Our department believes that project-based learning is essential for developing practical skills and deepening understanding of complex industrial concepts. This approach encourages active participation, critical thinking, and collaborative problem-solving among students.

Mini-Projects (Year 1-2)

During the first two years, students engage in mini-projects designed to reinforce classroom learning through hands-on experimentation. These projects are typically team-based and focus on specific aspects of industrial maintenance such as component analysis, system simulation, or basic troubleshooting techniques.

Each mini-project includes a detailed proposal phase, implementation period, and final presentation to faculty mentors. Students receive feedback throughout the process to improve their technical and communication skills.

Final-Year Capstone Project

The capstone project represents the culmination of students' academic journey and serves as a platform for demonstrating their mastery of industrial maintenance principles. Students select projects that align with their interests and career goals, often involving collaboration with industry partners or research institutions.

The project structure includes an initial proposal, literature review, design phase, prototyping or simulation, data analysis, and final report. Faculty mentors guide students through each stage, ensuring quality outcomes and professional development.

Project Selection Process

Students choose their capstone projects based on faculty availability, research interests, industry relevance, and resource constraints. A project committee reviews proposals to ensure alignment with departmental goals and academic standards.

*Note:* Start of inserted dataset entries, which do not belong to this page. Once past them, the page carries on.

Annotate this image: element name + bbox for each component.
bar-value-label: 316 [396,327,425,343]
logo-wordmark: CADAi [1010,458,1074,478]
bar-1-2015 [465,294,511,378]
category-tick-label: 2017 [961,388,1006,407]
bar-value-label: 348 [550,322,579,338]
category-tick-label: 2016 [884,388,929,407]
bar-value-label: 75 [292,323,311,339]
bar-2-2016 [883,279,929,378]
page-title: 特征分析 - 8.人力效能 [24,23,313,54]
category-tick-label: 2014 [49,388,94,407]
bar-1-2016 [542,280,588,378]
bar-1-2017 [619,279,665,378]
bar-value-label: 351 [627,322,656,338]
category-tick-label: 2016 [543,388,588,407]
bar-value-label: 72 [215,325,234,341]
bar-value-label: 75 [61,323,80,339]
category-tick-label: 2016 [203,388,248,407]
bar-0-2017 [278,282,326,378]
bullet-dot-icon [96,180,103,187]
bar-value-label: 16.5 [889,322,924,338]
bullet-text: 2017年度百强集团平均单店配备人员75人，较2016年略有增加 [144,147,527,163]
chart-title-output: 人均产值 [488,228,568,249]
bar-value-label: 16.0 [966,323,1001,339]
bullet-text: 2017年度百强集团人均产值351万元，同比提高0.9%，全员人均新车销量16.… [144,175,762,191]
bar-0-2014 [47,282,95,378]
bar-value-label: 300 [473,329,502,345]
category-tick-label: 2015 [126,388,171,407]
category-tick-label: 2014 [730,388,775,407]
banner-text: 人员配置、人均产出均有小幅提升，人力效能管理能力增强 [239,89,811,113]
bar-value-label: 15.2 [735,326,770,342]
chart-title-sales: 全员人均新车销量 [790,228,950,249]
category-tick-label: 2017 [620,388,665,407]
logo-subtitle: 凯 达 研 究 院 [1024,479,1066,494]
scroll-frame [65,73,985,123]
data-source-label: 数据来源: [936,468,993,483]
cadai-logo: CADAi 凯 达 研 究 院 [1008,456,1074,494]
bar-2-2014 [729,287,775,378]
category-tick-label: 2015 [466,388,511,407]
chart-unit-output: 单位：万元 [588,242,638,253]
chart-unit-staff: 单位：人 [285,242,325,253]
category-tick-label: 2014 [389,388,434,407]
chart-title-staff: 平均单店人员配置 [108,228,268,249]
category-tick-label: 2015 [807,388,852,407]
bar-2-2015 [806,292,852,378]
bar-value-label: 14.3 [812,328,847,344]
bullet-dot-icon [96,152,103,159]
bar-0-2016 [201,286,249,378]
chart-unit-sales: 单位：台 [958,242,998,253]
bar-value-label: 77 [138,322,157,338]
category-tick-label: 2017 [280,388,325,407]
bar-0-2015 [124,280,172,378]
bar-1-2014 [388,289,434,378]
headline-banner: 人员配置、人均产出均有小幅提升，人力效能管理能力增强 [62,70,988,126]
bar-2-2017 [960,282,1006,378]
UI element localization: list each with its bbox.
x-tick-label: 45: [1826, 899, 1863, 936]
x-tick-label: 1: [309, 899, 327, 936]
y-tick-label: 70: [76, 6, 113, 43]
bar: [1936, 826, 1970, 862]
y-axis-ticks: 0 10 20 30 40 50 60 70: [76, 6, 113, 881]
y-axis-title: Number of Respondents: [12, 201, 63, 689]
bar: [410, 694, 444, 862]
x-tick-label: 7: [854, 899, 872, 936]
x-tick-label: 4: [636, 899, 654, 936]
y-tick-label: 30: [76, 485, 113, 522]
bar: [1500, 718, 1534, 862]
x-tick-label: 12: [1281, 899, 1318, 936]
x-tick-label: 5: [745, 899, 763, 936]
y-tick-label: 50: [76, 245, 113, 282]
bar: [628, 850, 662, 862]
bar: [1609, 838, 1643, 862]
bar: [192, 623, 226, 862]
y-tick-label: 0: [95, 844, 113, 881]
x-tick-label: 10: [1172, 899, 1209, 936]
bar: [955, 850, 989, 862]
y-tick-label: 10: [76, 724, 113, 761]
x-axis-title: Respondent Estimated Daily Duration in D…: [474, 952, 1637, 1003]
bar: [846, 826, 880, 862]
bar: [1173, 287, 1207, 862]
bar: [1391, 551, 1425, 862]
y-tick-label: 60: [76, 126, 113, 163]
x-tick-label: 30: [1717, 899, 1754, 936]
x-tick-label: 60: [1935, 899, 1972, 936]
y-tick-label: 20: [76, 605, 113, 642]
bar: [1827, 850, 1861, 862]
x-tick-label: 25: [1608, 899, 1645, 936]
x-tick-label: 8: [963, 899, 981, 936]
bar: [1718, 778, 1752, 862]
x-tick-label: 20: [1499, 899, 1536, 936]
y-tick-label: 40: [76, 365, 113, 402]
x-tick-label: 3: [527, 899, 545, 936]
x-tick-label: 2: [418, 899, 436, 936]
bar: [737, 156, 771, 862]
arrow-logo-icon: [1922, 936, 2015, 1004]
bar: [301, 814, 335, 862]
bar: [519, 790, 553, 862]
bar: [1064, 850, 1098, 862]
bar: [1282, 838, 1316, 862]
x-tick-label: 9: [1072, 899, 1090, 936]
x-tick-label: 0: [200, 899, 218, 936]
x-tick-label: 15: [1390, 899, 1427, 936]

Industry collaborations often lead to real-world projects that address actual challenges faced by companies. This not only enhances student learning but also contributes valuable insights to ongoing industrial operations.

Evaluation Criteria

Projects are evaluated using a combination of peer reviews, faculty assessments, and external expert evaluations. Criteria include technical competence, innovation, clarity of communication, adherence to timelines, and contribution to the field of industrial maintenance.

Final presentations are conducted in front of a panel of faculty members and industry representatives, providing students with valuable exposure to professional environments and feedback from experts.